For the dreary visual palette of the movie itself, Spielberg told cinematographer Janusz Kamiński to make the movie look like a colorized 1940s newsreel, but the D-Day invasion sequence specifically has the gritty, realistic feel of a documentary. This was achieved by following the action with handheld cameras – just like a real documentary crew would – instead of rigidly sticking to a plan meticulously cooked up during pre-production.
Some moments in Saving Private Ryan’s D-Day sequence are as haunting and disturbing as anything you’ll find in a horror movie, like the dazed soldier finding his own severed arm on the beach or the soldier who takes off his helmet and promptly takes a bullet to the head.

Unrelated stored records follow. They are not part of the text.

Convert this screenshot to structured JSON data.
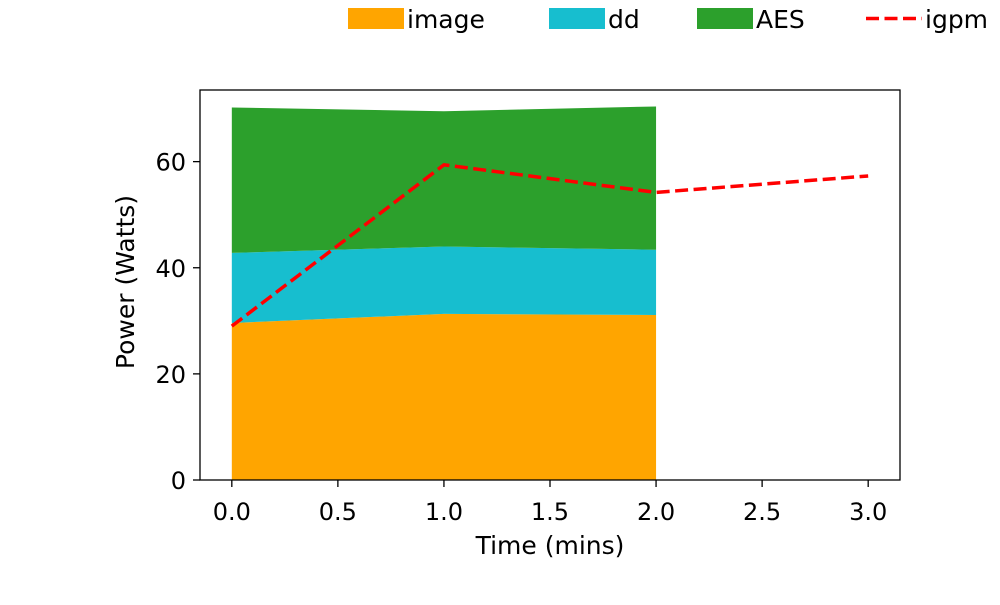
{
  "chart_data": {
    "type": "area",
    "title": "",
    "xlabel": "Time (mins)",
    "ylabel": "Power (Watts)",
    "xlim": [
      -0.15,
      3.15
    ],
    "ylim": [
      0,
      73.5
    ],
    "xticks": [
      0.0,
      0.5,
      1.0,
      1.5,
      2.0,
      2.5,
      3.0
    ],
    "xtick_labels": [
      "0.0",
      "0.5",
      "1.0",
      "1.5",
      "2.0",
      "2.5",
      "3.0"
    ],
    "yticks": [
      0,
      20,
      40,
      60
    ],
    "ytick_labels": [
      "0",
      "20",
      "40",
      "60"
    ],
    "grid": false,
    "legend_position": "top",
    "stacked_series": [
      {
        "name": "image",
        "color": "#ffa500",
        "x": [
          0,
          1,
          2
        ],
        "values": [
          29.6,
          31.3,
          31.1
        ]
      },
      {
        "name": "dd",
        "color": "#17becf",
        "x": [
          0,
          1,
          2
        ],
        "values": [
          13.2,
          12.7,
          12.3
        ]
      },
      {
        "name": "AES",
        "color": "#2ca02c",
        "x": [
          0,
          1,
          2
        ],
        "values": [
          27.4,
          25.5,
          27.0
        ]
      }
    ],
    "line_series": [
      {
        "name": "igpm",
        "color": "#ff0000",
        "style": "dashed",
        "x": [
          0,
          1,
          2,
          3
        ],
        "values": [
          29.0,
          59.4,
          54.2,
          57.3
        ]
      }
    ]
  }
}
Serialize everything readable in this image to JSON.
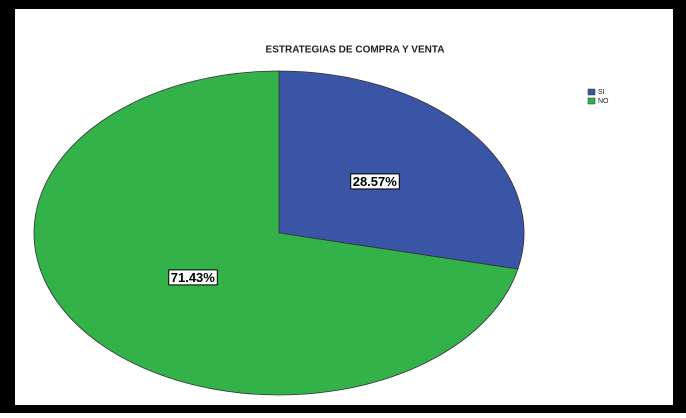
{
  "chart_data": {
    "type": "pie",
    "title": "ESTRATEGIAS DE COMPRA Y VENTA",
    "categories": [
      "SI",
      "NO"
    ],
    "values": [
      28.57,
      71.43
    ],
    "value_labels": [
      "28.57%",
      "71.43%"
    ],
    "colors": [
      "#3a55a5",
      "#34b24a"
    ],
    "legend": "top-right"
  }
}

Plus, a couple of little details throughout the sequence hint at moral gray areas that exist in any warzone. Whereas most Western-made World War II movies will paint the Allied powers as heroes and the Axis powers as villains, Saving Private Ryan suggests it was much more complex than that. During the D-Day sequence, Allied troops gun down a couple of scared, surrendering German officers in cold blood.
The result of Spielberg’s novel approach to shooting the scene is one of the most harrowing portrayals of warfare ever put on film. The director’s dramatization of the D-Day landings reportedly triggered PTSD attacks in real veterans who were on the beaches of Normandy. While that widely circulated nugget of trivia is terrible for those veterans, it’s a testament to the intensity and historical accuracy of Spielberg’s filmmaking. The only downside of his masterfully crafted recreation of the storming of the beaches of Normandy is that nothing in the rest of the movie could live up to it.